Narcissistic Behavior: “Shows arrogant, haughty behaviors or attitudes.” 

Getting axed from Comcast was a humbling experience. I am a financially poorer man now, for sure. But since then, life has been good by all the metrics that really matter. My children, now young adults, remain proud that their dad stood up to a big-mouthed bully. I treasure that respect. I love my wife more than ever for her unwavering support. I learned to keep saying true things out loud.

I also learned to live more modestly. With fame, you begin to believe you didn’t just get here by some lucky accident — which is all it is: luck. You come to believe that this was always your destiny. I look back on some of that now, and it makes me cringe. I want to say to the people I might have offended, to all the people who brought me fruit, to the program manager I argued with over the taxi ride, “I’m truly sorry.” And to the person I once was, “Get over yourself.”

O’Reilly, clearly, hasn’t. He once warned comedian Al Franken that “One day he’s going to get a knock on his door and life as he’s known it will change forever. That day will happen, trust me.” Actually, O’Reilly was right about that one. Franken’s life did change forever. He’s now a well-respected U.S. senator.

 

Narcissistic Behavior:  “Is often envious of others or believes others are envious of him or her.”

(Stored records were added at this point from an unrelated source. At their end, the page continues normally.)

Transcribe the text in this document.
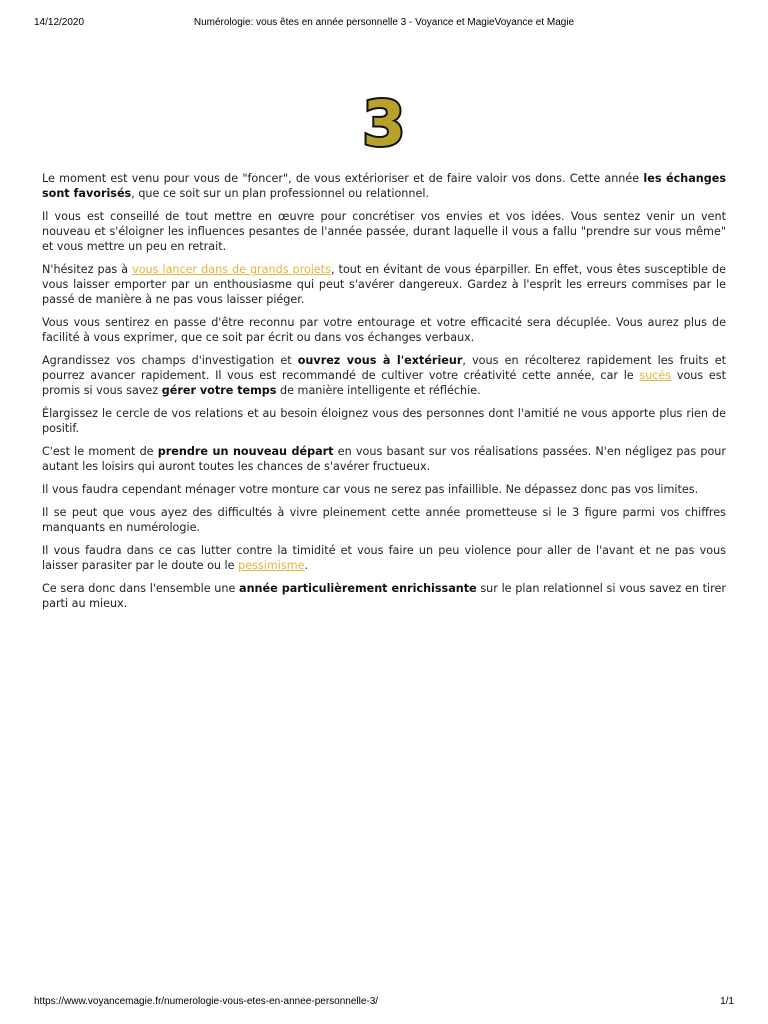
14/12/2020	Numérologie: vous êtes en année personnelle 3 - Voyance et MagieVoyance et Magie
3

Le moment est venu pour vous de "foncer", de vous extérioriser et de faire valoir vos dons. Cette année les échanges sont favorisés, que ce soit sur un plan professionnel ou relationnel.

Il vous est conseillé de tout mettre en œuvre pour concrétiser vos envies et vos idées. Vous sentez venir un vent nouveau et s'éloigner les influences pesantes de l'année passée, durant laquelle il vous a fallu "prendre sur vous même" et vous mettre un peu en retrait.

N'hésitez pas à vous lancer dans de grands projets, tout en évitant de vous éparpiller. En effet, vous êtes susceptible de vous laisser emporter par un enthousiasme qui peut s'avérer dangereux. Gardez à l'esprit les erreurs commises par le passé de manière à ne pas vous laisser piéger.

Vous vous sentirez en passe d'être reconnu par votre entourage et votre efficacité sera décuplée. Vous aurez plus de facilité à vous exprimer, que ce soit par écrit ou dans vos échanges verbaux.

Agrandissez vos champs d'investigation et ouvrez vous à l'extérieur, vous en récolterez rapidement les fruits et pourrez avancer rapidement. Il vous est recommandé de cultiver votre créativité cette année, car le sucés vous est promis si vous savez gérer votre temps de manière intelligente et réfléchie.

Élargissez le cercle de vos relations et au besoin éloignez vous des personnes dont l'amitié ne vous apporte plus rien de positif.

C'est le moment de prendre un nouveau départ en vous basant sur vos réalisations passées. N'en négligez pas pour autant les loisirs qui auront toutes les chances de s'avérer fructueux.

Il vous faudra cependant ménager votre monture car vous ne serez pas infaillible. Ne dépassez donc pas vos limites.

Il se peut que vous ayez des difficultés à vivre pleinement cette année prometteuse si le 3 figure parmi vos chiffres manquants en numérologie.

Il vous faudra dans ce cas lutter contre la timidité et vous faire un peu violence pour aller de l'avant et ne pas vous laisser parasiter par le doute ou le pessimisme.

Ce sera donc dans l'ensemble une année particulièrement enrichissante sur le plan relationnel si vous savez en tirer parti au mieux.

https://www.voyancemagie.fr/numerologie-vous-etes-en-annee-personnelle-3/	1/1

One week after Newsweek profiled O’Reilly, the magazine turned its lens on Roger Ailes, his boss and the head of Fox News. Ailes, a former Nixon and Reagan political consultant, tossed off a few grenades in the piece, including this one. “O’Reilly hates Sean [Hannity] and he hates Rush [Limbaugh] because they did better in radio than he did.”

Now, Ailes is a master media manipulator, so I’m sure he had a good reason to stoke the fires between his television personalities. But it’s no surprise that O’Reilly hates two men who do exactly what he does, and sometimes even better: He hates being a loser, being second.

There’s nothing wrong with aspiring to be the best — the world runs on ambition. But there is a huge difference between wanting to excel at a task and hating those who might be better at it. When you’ve had one of the highest-ranked cable shows for more than a decade, hating radio guys comes across as pure, unbridled envy.

Look, I’m no psychiatrist, but it’s clear that, never mind the five required for a diagnosis, O’Reilly regularly displays all  nine behaviors of narcissistic personality disorder. That’s not a happy observation, though. It leaves me feeling sorry for Mr. O’Reilly, a man who once got me fired. Oh, he’s still successful, rich, and famous. But he is also heedless of the truth, indifferent to suffering, petty, peevish and vengeful toward the powerless, and generally lacking empathy.

I tried to contact O’Reilly for his comment. He refused to return my calls. I do, however, anticipate getting his take not long after this article is published. I expect it to come in the form of provocative questions hollered at me by The O’Reilly Factor camera crew that ambushes me as I walk out the front door of my home.